The LOL program, if the patient is approved, reduces the patient’s bill based on income and places him on a sliding fee scale. After receipt of an LOL application, a financial assessment is performed. Depending on the case, the hospital bill may be discounted up to 100 percent. Densmore said he is confident that he will fall into that category.

Densmore pushed his long brown hair under his fedora and grabbed an ashtray from the nightstand next to his bed as he explained what occurred in the accident that sent him to the ER.

“I had some friends over on the night of August 17 and we were fooling around in my living room. My friend Kayla tossed a pillow across the room, which hit a stand-up mirror against the wall that had already been partially broken some time before. As the mirror began to fall, my natural instinct was to catch it.”

Doing so, the sharp end of the broken mirror sliced his left palm, sending blood into the air while severing tendons, fatty tissue, some nerves, and a major artery.

“I put a towel over it to slow down the bleeding and realized I couldn’t move two of my fingers,” Densmore said.

“I was freaking out. I cleaned up so much blood of the wall and floor,” said Shannon Frey, Densmore’s girlfriend.

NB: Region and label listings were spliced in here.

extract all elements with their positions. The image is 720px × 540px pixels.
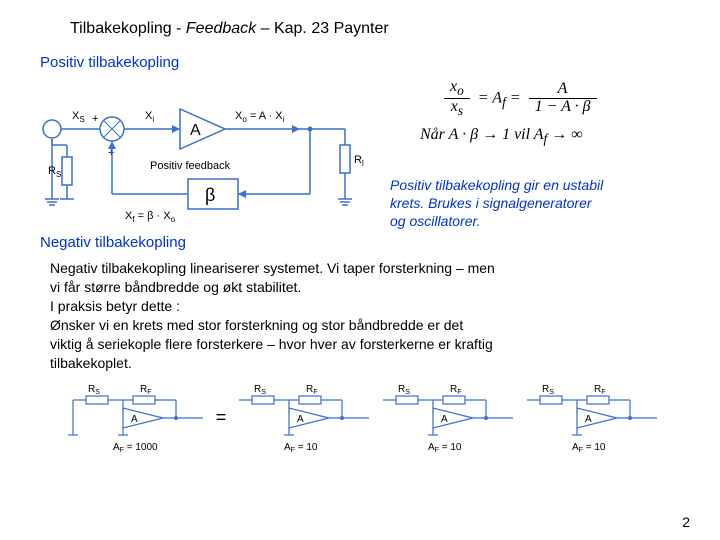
- neg-p1: Negativ tilbakekopling lineariserer syst…: [50, 260, 495, 276]
- neg-p5: viktig å seriekople flere forsterkere – …: [50, 336, 493, 352]
- f-eq1: = A: [478, 89, 502, 106]
- negative-text: Negativ tilbakekopling lineariserer syst…: [50, 259, 680, 372]
- svg-text:RF: RF: [306, 384, 318, 396]
- svg-text:Xo = A · Xi: Xo = A · Xi: [235, 110, 285, 124]
- svg-text:AF = 10: AF = 10: [572, 442, 606, 454]
- pos-t3: og oscillatorer.: [390, 213, 481, 229]
- pos-t1: Positiv tilbakekopling gir en ustabil: [390, 177, 603, 193]
- svg-text:Xf = β · Xo: Xf = β · Xo: [125, 210, 176, 224]
- svg-text:A: A: [585, 414, 592, 425]
- st-a: A: [131, 414, 138, 425]
- svg-text:AF = 1000: AF = 1000: [113, 442, 158, 454]
- Rl-sub: l: [362, 159, 364, 168]
- plus1: +: [92, 113, 98, 125]
- svg-text:Xi: Xi: [145, 110, 154, 124]
- xs-sub: S: [79, 115, 84, 124]
- svg-text:RS: RS: [88, 384, 100, 396]
- Rs: R: [48, 165, 56, 177]
- pos-feedback-svg: XS + + Xi A Xo = A · Xi: [40, 79, 370, 229]
- Rs-sub: S: [56, 170, 61, 179]
- svg-text:A: A: [441, 414, 448, 425]
- st-rs-sub: S: [95, 389, 100, 396]
- neg-stage-2: RS RF A AF = 10: [378, 380, 518, 455]
- gain-formula: xo xs = Af = A 1 − A · β: [440, 79, 680, 118]
- svg-text:RF: RF: [594, 384, 606, 396]
- positive-text: Positiv tilbakekopling gir en ustabil kr…: [390, 176, 680, 231]
- st-rf: R: [140, 384, 147, 395]
- limit-line: Når A · β → 1 vil Af → ∞: [420, 126, 680, 147]
- xo-eq-sub: i: [283, 115, 285, 124]
- xf-eq: = β · X: [135, 210, 172, 222]
- svg-text:XS: XS: [72, 110, 85, 124]
- title-italic: Feedback: [186, 20, 256, 37]
- svg-text:RS: RS: [542, 384, 554, 396]
- positive-feedback-diagram: XS + + Xi A Xo = A · Xi: [40, 79, 370, 229]
- amp-A: A: [190, 122, 201, 139]
- neg-stage-big: RS RF A AF = 1000: [68, 380, 208, 455]
- Rl: R: [354, 154, 362, 166]
- svg-text:AF = 10: AF = 10: [284, 442, 318, 454]
- limit-suffix: → ∞: [547, 126, 582, 143]
- svg-text:A: A: [297, 414, 304, 425]
- negative-heading: Negativ tilbakekopling: [40, 234, 680, 251]
- f-lhs-den: x: [451, 98, 458, 115]
- svg-text:RF: RF: [450, 384, 462, 396]
- f-rhs-num: A: [529, 81, 597, 98]
- xf-eq-sub: o: [171, 215, 176, 224]
- pos-t2: krets. Brukes i signalgeneratorer: [390, 195, 592, 211]
- f-lhs-den-sub: s: [458, 103, 463, 118]
- equals-sep: =: [212, 407, 231, 428]
- f-rhs-den: 1 − A · β: [529, 98, 597, 116]
- f-lhs-num-sub: o: [457, 83, 464, 98]
- svg-text:Rl: Rl: [354, 154, 364, 168]
- svg-text:RS: RS: [398, 384, 410, 396]
- st-big: = 1000: [124, 442, 158, 453]
- title-prefix: Tilbakekopling -: [70, 20, 186, 37]
- page-title: Tilbakekopling - Feedback – Kap. 23 Payn…: [70, 20, 680, 38]
- page-number: 2: [682, 514, 690, 530]
- title-suffix: – Kap. 23 Paynter: [256, 20, 389, 37]
- neg-p4: Ønsker vi en krets med stor forsterkning…: [50, 317, 463, 333]
- svg-text:RF: RF: [140, 384, 152, 396]
- svg-text:RS: RS: [254, 384, 266, 396]
- negative-stages-row: RS RF A AF = 1000: [50, 380, 680, 455]
- st-rs: R: [88, 384, 95, 395]
- svg-text:RS: RS: [48, 165, 61, 179]
- pos-fb-label: Positiv feedback: [150, 160, 231, 172]
- neg-p3: I praksis betyr dette :: [50, 298, 180, 314]
- f-eq2: =: [506, 89, 525, 106]
- neg-p2: vi får større båndbredde og økt stabilit…: [50, 279, 301, 295]
- positive-heading: Positiv tilbakekopling: [40, 54, 680, 71]
- xo-eq: = A · X: [247, 110, 283, 122]
- st-rf-sub: F: [147, 389, 151, 396]
- neg-stage-3: RS RF A AF = 10: [522, 380, 662, 455]
- neg-p6: tilbakekoplet.: [50, 355, 132, 371]
- limit-prefix: Når A · β → 1 vil A: [420, 126, 544, 143]
- beta-box: β: [205, 185, 215, 205]
- neg-stage-1: RS RF A AF = 10: [234, 380, 374, 455]
- svg-text:AF = 10: AF = 10: [428, 442, 462, 454]
- xi-sub: i: [152, 115, 154, 124]
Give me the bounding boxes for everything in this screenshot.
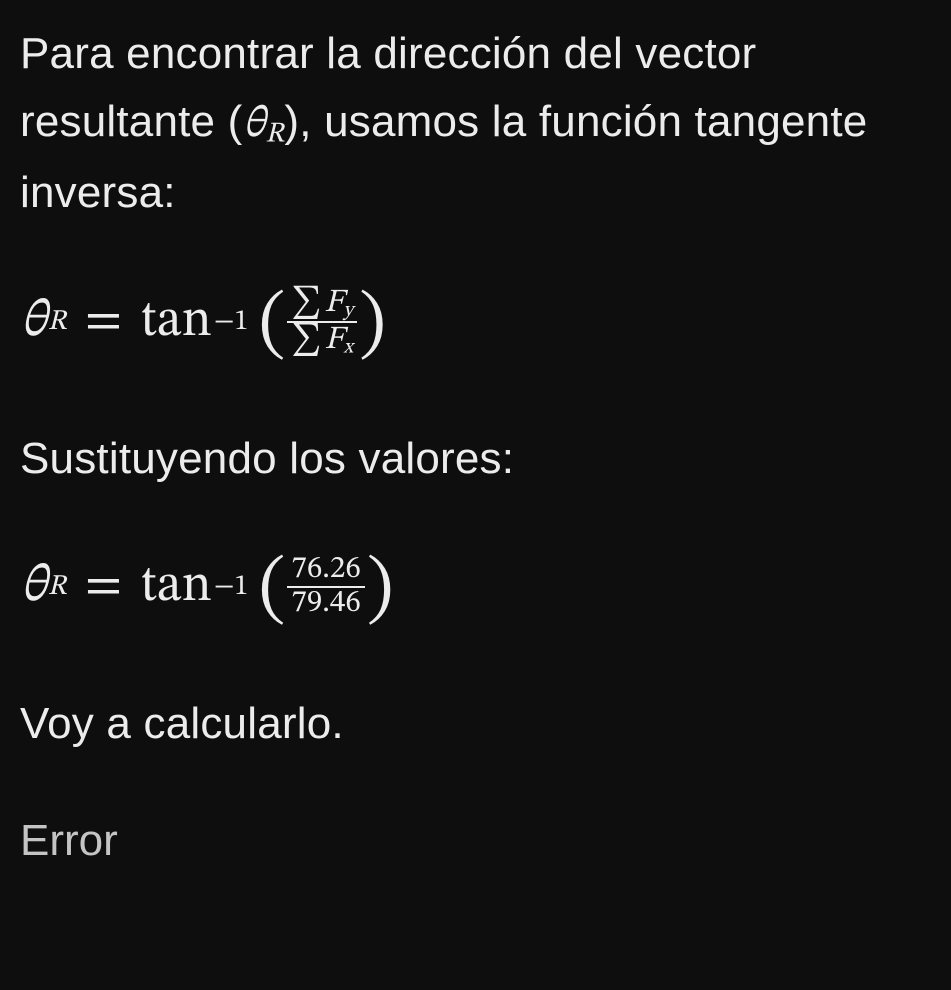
- equation-formula: θR = tan−1 ( ∑Fy ∑Fx ): [20, 286, 386, 359]
- intro-paragraph: Para encontrar la dirección del vector r…: [20, 20, 931, 228]
- eq1-denominator: ∑Fx: [287, 323, 357, 359]
- calc-paragraph: Voy a calcularlo.: [20, 690, 931, 758]
- eq1-inverse-superscript: −1: [212, 302, 249, 342]
- error-label: Error: [20, 816, 931, 866]
- sigma-icon: ∑: [291, 323, 324, 356]
- eq2-theta: θ: [20, 551, 47, 624]
- eq2-denominator: 79.46: [287, 588, 364, 621]
- sigma-icon: ∑: [291, 286, 324, 319]
- eq1-fraction: ∑Fy ∑Fx: [287, 286, 357, 359]
- eq1-equals: =: [85, 286, 122, 359]
- eq2-numerator: 76.26: [287, 554, 364, 589]
- eq1-den-sub: x: [344, 338, 354, 358]
- eq1-tan: tan: [140, 286, 211, 359]
- eq1-theta: θ: [20, 286, 47, 359]
- eq1-num-sub: y: [344, 300, 354, 320]
- eq2-equals: =: [85, 551, 122, 624]
- eq2-fraction: 76.26 79.46: [287, 554, 364, 622]
- equation-substituted: θR = tan−1 ( 76.26 79.46 ): [20, 551, 394, 624]
- substitution-paragraph: Sustituyendo los valores:: [20, 425, 931, 493]
- eq2-inverse-superscript: −1: [212, 567, 249, 607]
- theta-symbol: θ: [243, 103, 266, 147]
- theta-subscript-R: R: [265, 120, 284, 149]
- eq1-theta-sub: R: [47, 302, 67, 342]
- eq2-theta-sub: R: [47, 567, 67, 607]
- page-root: Para encontrar la dirección del vector r…: [0, 0, 951, 990]
- eq1-num-F: F: [325, 286, 344, 319]
- eq1-den-F: F: [325, 323, 344, 356]
- eq1-numerator: ∑Fy: [287, 286, 357, 324]
- eq2-tan: tan: [140, 551, 211, 624]
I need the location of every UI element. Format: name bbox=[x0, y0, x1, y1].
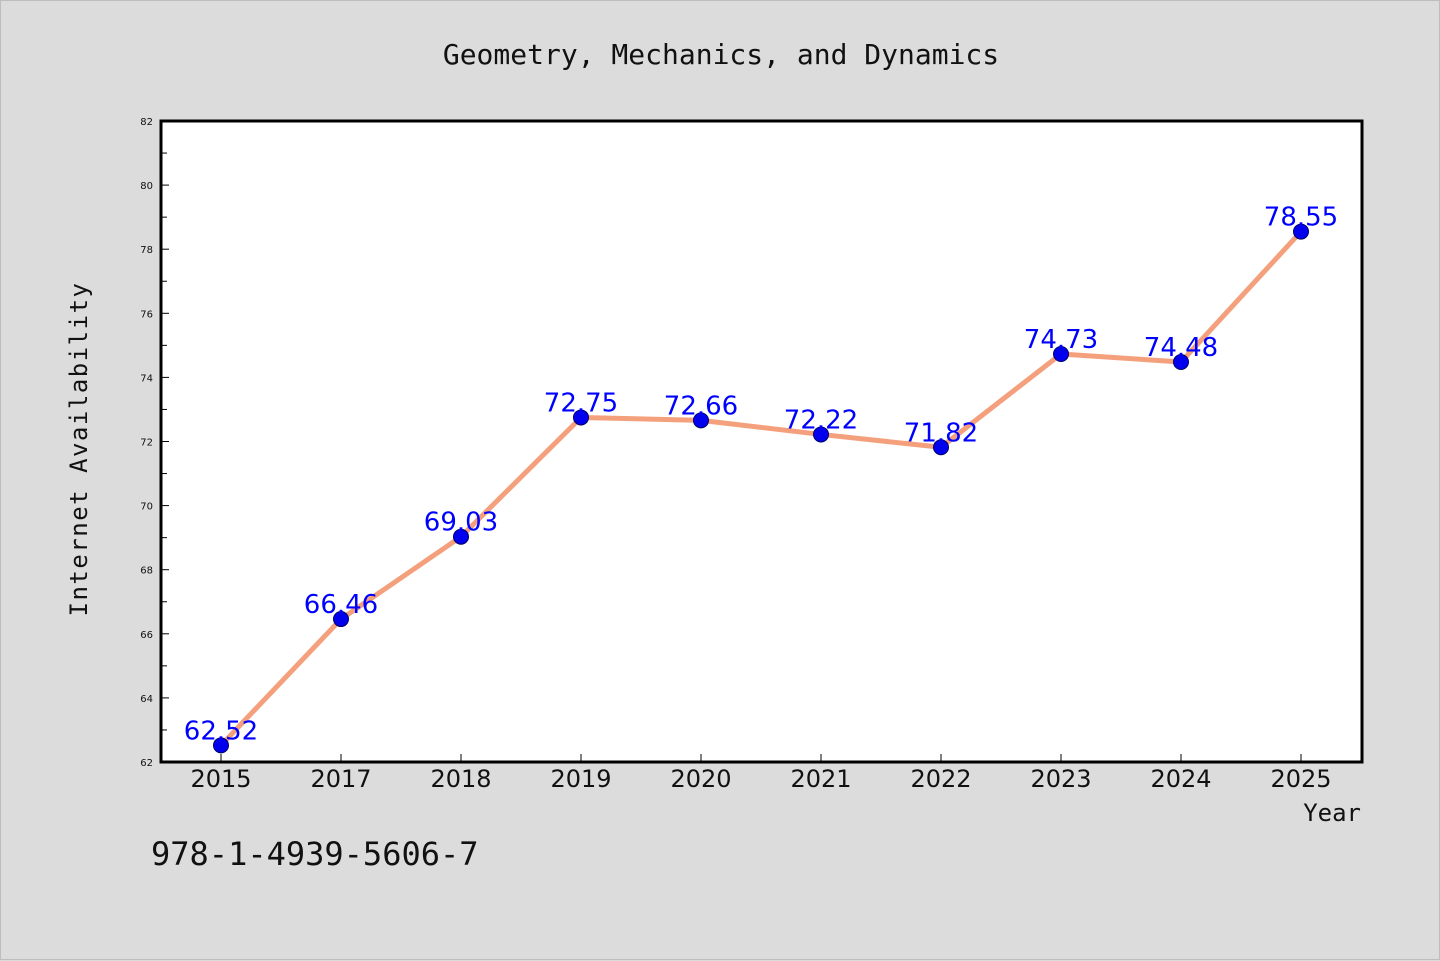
x-axis-label: Year bbox=[1303, 799, 1361, 827]
y-tick-label: 76 bbox=[140, 309, 153, 320]
data-point bbox=[1293, 223, 1309, 240]
x-tick-label: 2019 bbox=[550, 765, 611, 793]
footer-isbn: 978-1-4939-5606-7 bbox=[151, 835, 479, 873]
y-tick-label: 80 bbox=[140, 181, 153, 192]
series-line bbox=[218, 229, 1304, 748]
data-point bbox=[933, 439, 949, 456]
y-tick-label: 66 bbox=[140, 630, 153, 641]
x-tick-label: 2018 bbox=[430, 765, 491, 793]
data-point bbox=[573, 409, 589, 426]
data-point bbox=[453, 528, 469, 545]
y-tick-label: 70 bbox=[140, 502, 153, 513]
data-point bbox=[213, 737, 229, 754]
data-label: 66.46 bbox=[304, 590, 378, 620]
x-tick-label: 2022 bbox=[910, 765, 971, 793]
y-axis-label: Internet Availability bbox=[65, 282, 93, 617]
data-label: 62.52 bbox=[184, 716, 258, 746]
x-tick-label: 2021 bbox=[790, 765, 851, 793]
chart-title: Geometry, Mechanics, and Dynamics bbox=[443, 38, 999, 71]
x-tick-label: 2025 bbox=[1270, 765, 1331, 793]
y-tick-label: 78 bbox=[140, 245, 153, 256]
x-tick-label: 2017 bbox=[310, 765, 371, 793]
series-group: 62.52 66.46 69.03 72.75 72.66 72.22 71.82 74.73… bbox=[184, 203, 1338, 754]
data-label: 69.03 bbox=[424, 508, 498, 538]
data-point bbox=[813, 426, 829, 443]
data-label: 72.22 bbox=[784, 405, 858, 435]
data-label: 72.66 bbox=[664, 391, 738, 421]
x-axis: 2015 2017 2018 2019 2020 2021 2022 2023 2024 2025 bbox=[190, 754, 1332, 793]
x-tick-label: 2023 bbox=[1030, 765, 1091, 793]
y-tick-label: 74 bbox=[140, 373, 153, 384]
data-label: 72.75 bbox=[544, 388, 618, 418]
x-tick-label: 2020 bbox=[670, 765, 731, 793]
data-point bbox=[693, 412, 709, 429]
data-point bbox=[1053, 346, 1069, 363]
plot-area bbox=[159, 119, 1364, 764]
data-label: 78.55 bbox=[1264, 203, 1338, 233]
x-tick-label: 2015 bbox=[190, 765, 251, 793]
data-point bbox=[1173, 354, 1189, 371]
data-label: 71.82 bbox=[904, 418, 978, 448]
y-axis: 62 64 66 68 70 72 74 76 78 80 82 bbox=[140, 117, 169, 769]
data-label: 74.73 bbox=[1024, 325, 1098, 355]
y-tick-label: 72 bbox=[140, 438, 153, 449]
y-tick-label: 68 bbox=[140, 566, 153, 577]
data-point bbox=[333, 611, 349, 628]
y-tick-label: 64 bbox=[140, 694, 153, 705]
data-label: 74.48 bbox=[1144, 333, 1218, 363]
y-tick-label: 82 bbox=[140, 117, 153, 128]
y-tick-label: 62 bbox=[140, 758, 153, 769]
x-tick-label: 2024 bbox=[1150, 765, 1211, 793]
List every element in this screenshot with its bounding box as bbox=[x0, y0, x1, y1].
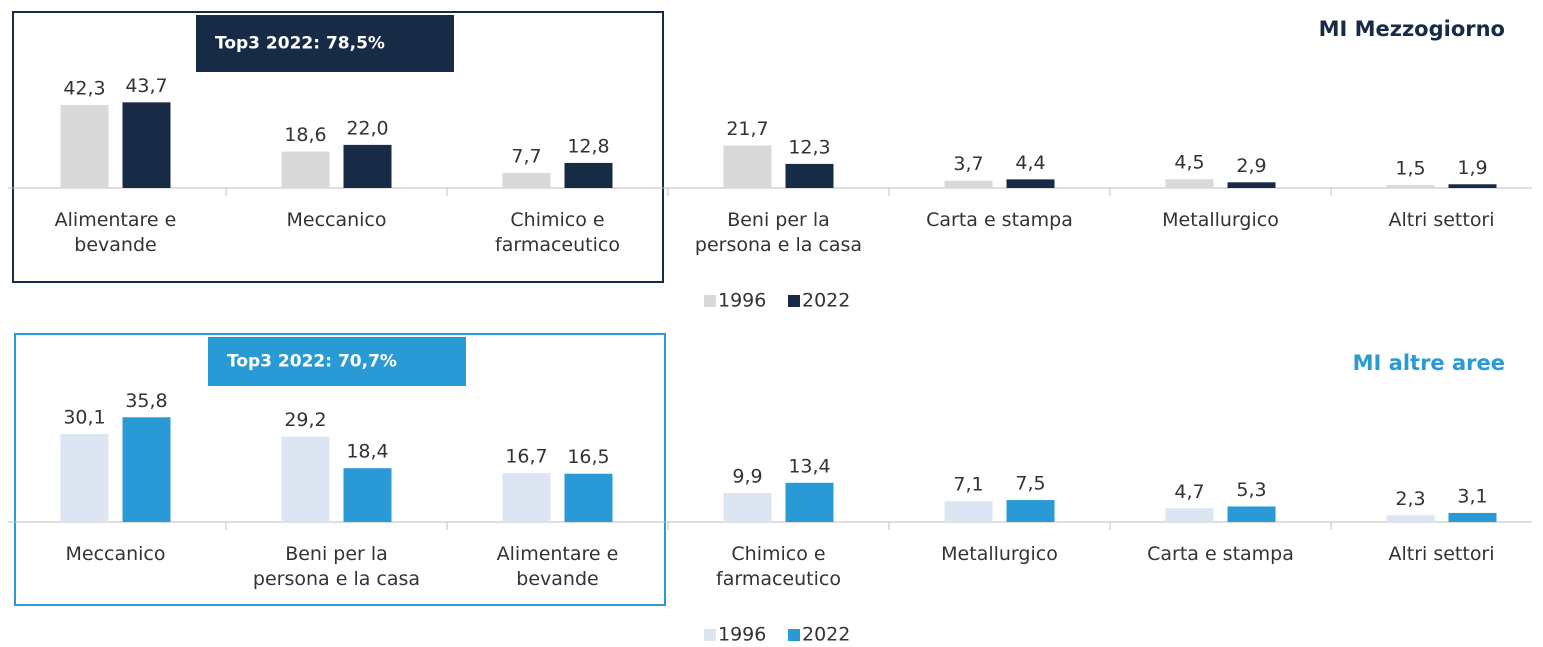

“He has such a wonderful heart. He doesn’t deserve to be in debt the rest of his life. Accidents happen to everyone,” she added.

Had he not gone to the Emergency Room, he would have bled to death. Also, without hearing about the LOL program, his hospital bill would have totaled an estimated $100,000, a figure which Densmore said would take the rest of his life to repay.

With surgery, follow up visits, rehabilitation and pain medication, Densmore is positive that having health insurance would have cost him more money than being in the LOL program.

Although he may have avoided a hospital bill that would take a lifetime to repay, Densmore still worries about other things.

“I’ve been doing some research,” he says as his tan face becomes more serious. “According to statistics, regaining full mobility is not common.”

Densmore begins pausing more between words as he contemplates the possibility of never regaining full mobility or feeling in his hand. His left hand, the one that was injured, is also his dominant hand, so Densmore has had to become more ambidextrous since the accident.

“I do crossword puzzles and stuff to practice writing with my other hand,” he says.

Thankfully, Densmore is not out of work. He can no longer wait tables until he is fully recovered, but his employer created a host position so that he could continue generating some minimal income. Due to the LOL program at Cook County Hospital, Densmore can still at live a life without the stress of overwhelming debt.

“I’m just happy that I was able to receive the care I needed without health insurance. It’s very relieving,” Densmore says.